The Reserve coordinates a network of volunteers who monitor shellfish for toxins.
Keeping Tabs on HABs
Harmful Algal Blooms (HABS) are an increasing concern in Alaska, and the state saw its first paralytic shellfish poisoning fatality in more than a decade last year. The impacts of HABs on shellfish threaten public health and Alaska’s economy, which includes an estimated $12.8 million in output related to the annual commercial and wild shellfish harvest.
The Kachemak Bay Reserve initiated an ongoing HABs community monitoring program that is helping citizens, businesses, and the state respond to the challenge. When the flow of imported food to Alaska became restricted due to the pandemic, the Reserve joined with the Alaska Sea Grant Program and the Alaska Ocean Observing System to form the statewide Alaska Harmful Algal Bloom Network. This collaboration is helping to understand and track HABs and their impacts on a harvest that yields 36 million pounds of wild food annually.
The Reserve also works with local shellfish growers, tribes, and resource managers to support phytoplankton monitoring, shellfish sampling, workshops, risk communication training, public service announcements, and weekly monitoring reports.
Understanding Risk, Preparing for the Future
Harmful algal blooms, ocean acidification, increasing water temperatures—the impacts of climate change are reshaping Alaska’s coasts at a speed that makes it hard for the state’s many fisheries-dependent businesses to adapt. Yet in a recent CNBC survey, only eight percent of local business owners considered the environment critical to their bottomline.Thanks to the Kachemak Bay Reserve’s Fisheries Resilience Index project, awareness of these risks, and what to do to prepare for them, is growing.
“At least 40 percent of small businesses never open their doors again following a natural disaster, according to the Federal Emergency Management Agency,” observes Walker. “Fishermen, processing plants, restaurants, aquaculture farms—when these businesses suffer so do the surrounding communities. This project is about strengthening local fishery-related businesses so they can continue to buoy communities in the face of natural disasters.”
This need rose to the top in a series of climate resilience workshops hosted by the Reserve’s Coastal Training Program in 2016 and 2017. These conversations underscored how important it is for fisheries-dependent businesses to have the tools to understand and plan for the impacts of climate change and natural disasters.
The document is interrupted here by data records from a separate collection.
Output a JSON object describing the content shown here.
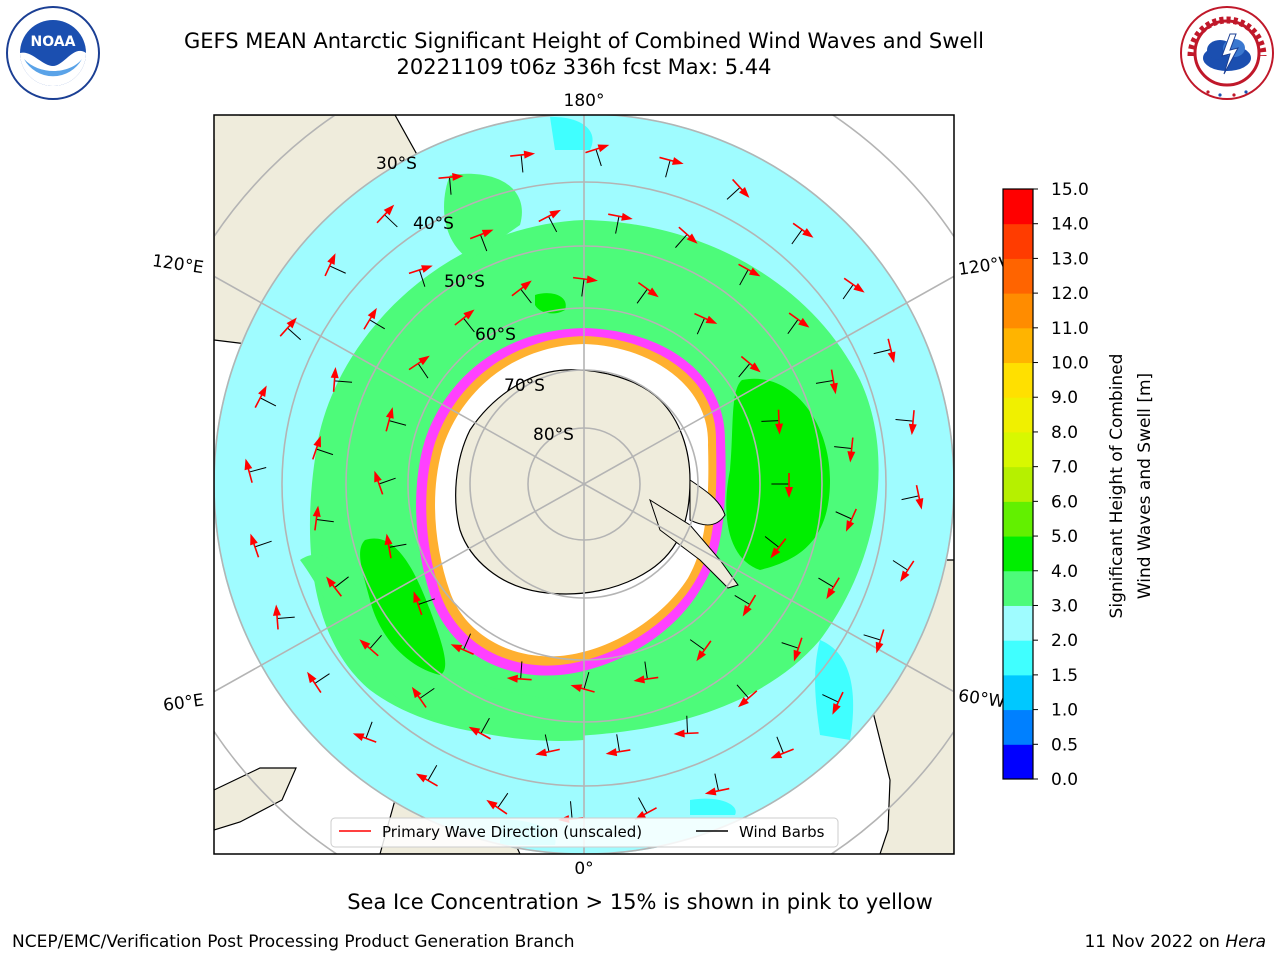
{
  "header": {
    "title_line1": "GEFS MEAN Antarctic Significant Height of Combined Wind Waves and Swell",
    "title_line2": "20221109 t06z 336h fcst   Max: 5.44"
  },
  "map": {
    "projection": "south-polar-stereographic",
    "lon_labels": {
      "top": "180°",
      "bottom": "0°",
      "upper_left": "120°E",
      "upper_right": "120°W",
      "lower_left": "60°E",
      "lower_right": "60°W"
    },
    "lat_labels": [
      "30°S",
      "40°S",
      "50°S",
      "60°S",
      "70°S",
      "80°S"
    ],
    "colors": {
      "land": "#efecdc",
      "ice_pink": "#ff40ff",
      "ice_orange": "#ffb030",
      "wave_1_5_2": "#40ffff",
      "wave_2_3": "#9ffcff",
      "wave_3_4": "#4dfb7a",
      "wave_4_5": "#00ee00",
      "arrow": "#ff0000"
    }
  },
  "legend": {
    "items": [
      {
        "label": "Primary Wave Direction (unscaled)",
        "color": "#ff0000"
      },
      {
        "label": "Wind Barbs",
        "color": "#000000"
      }
    ]
  },
  "colorbar": {
    "label_line1": "Significant Height of Combined",
    "label_line2": "Wind Waves and Swell [m]",
    "ticks": [
      "0.0",
      "0.5",
      "1.0",
      "1.5",
      "2.0",
      "3.0",
      "4.0",
      "5.0",
      "6.0",
      "7.0",
      "8.0",
      "9.0",
      "10.0",
      "11.0",
      "12.0",
      "13.0",
      "14.0",
      "15.0"
    ],
    "colors": [
      "#0000ff",
      "#0080ff",
      "#00c8ff",
      "#40ffff",
      "#9ffcff",
      "#4dfb7a",
      "#00ee00",
      "#62f000",
      "#b6f000",
      "#d8f800",
      "#f0f000",
      "#ffe000",
      "#ffb400",
      "#ff8c00",
      "#ff6400",
      "#ff3c00",
      "#ff0000"
    ]
  },
  "footer": {
    "note": "Sea Ice Concentration > 15% is shown in pink to yellow",
    "credit": "NCEP/EMC/Verification Post Processing Product Generation Branch",
    "date": "11 Nov 2022 on",
    "host": "Hera"
  },
  "logos": {
    "left_text": "NOAA",
    "right_text": "NATIONAL WEATHER SERVICE"
  }
}
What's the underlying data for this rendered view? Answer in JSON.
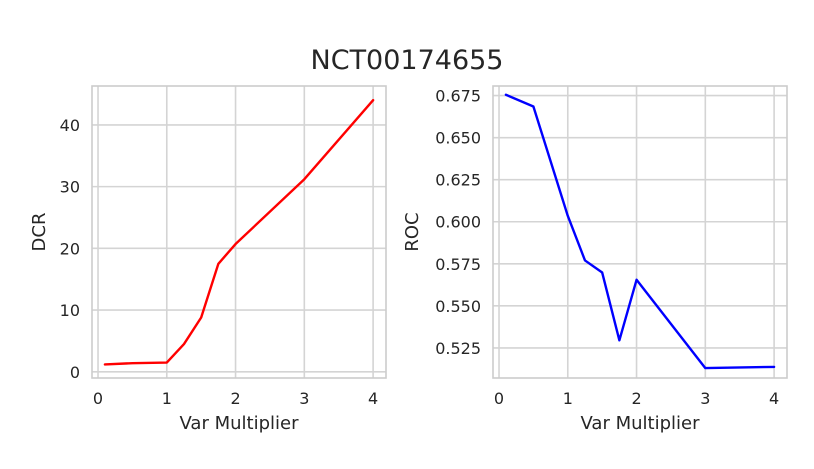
{
  "figure": {
    "suptitle": "NCT00174655"
  },
  "chart_data": [
    {
      "type": "line",
      "xlabel": "Var Multiplier",
      "ylabel": "DCR",
      "xlim": [
        -0.0875,
        4.1875
      ],
      "ylim": [
        -1.0,
        46.3
      ],
      "xticks": [
        0,
        1,
        2,
        3,
        4
      ],
      "yticks": [
        0,
        10,
        20,
        30,
        40
      ],
      "grid": true,
      "series": [
        {
          "color": "#ff0000",
          "x": [
            0.1,
            0.5,
            1.0,
            1.25,
            1.5,
            1.75,
            2.0,
            3.0,
            4.0
          ],
          "y": [
            1.2,
            1.4,
            1.5,
            4.5,
            8.8,
            17.5,
            20.7,
            31.2,
            44.0
          ]
        }
      ]
    },
    {
      "type": "line",
      "xlabel": "Var Multiplier",
      "ylabel": "ROC",
      "xlim": [
        -0.0875,
        4.1875
      ],
      "ylim": [
        0.5071,
        0.6807
      ],
      "xticks": [
        0,
        1,
        2,
        3,
        4
      ],
      "yticks": [
        0.525,
        0.55,
        0.575,
        0.6,
        0.625,
        0.65,
        0.675
      ],
      "ytick_labels": [
        "0.525",
        "0.550",
        "0.575",
        "0.600",
        "0.625",
        "0.650",
        "0.675"
      ],
      "grid": true,
      "series": [
        {
          "color": "#0000ff",
          "x": [
            0.1,
            0.5,
            1.0,
            1.25,
            1.5,
            1.75,
            2.0,
            3.0,
            4.0
          ],
          "y": [
            0.6755,
            0.6685,
            0.6035,
            0.577,
            0.5698,
            0.5295,
            0.5655,
            0.513,
            0.5137
          ]
        }
      ]
    }
  ]
}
Through the Fisheries Resilience Index, businesses conduct a self-assessment focused on locally-specific issues and relevant science. This process helps them predict whether they are prepared to maintain operations during and after disasters.
Originally developed by the Mississippi-Alabama Sea Grant Consortium, this process was adapted for Alaska communities through a grant from the NERRS Science Collaborative. It was adapted for Alaska based through a series of focus groups with industry leaders, resource managers, business owners, non-profits, and resilience experts, and shared through workshops and trainings.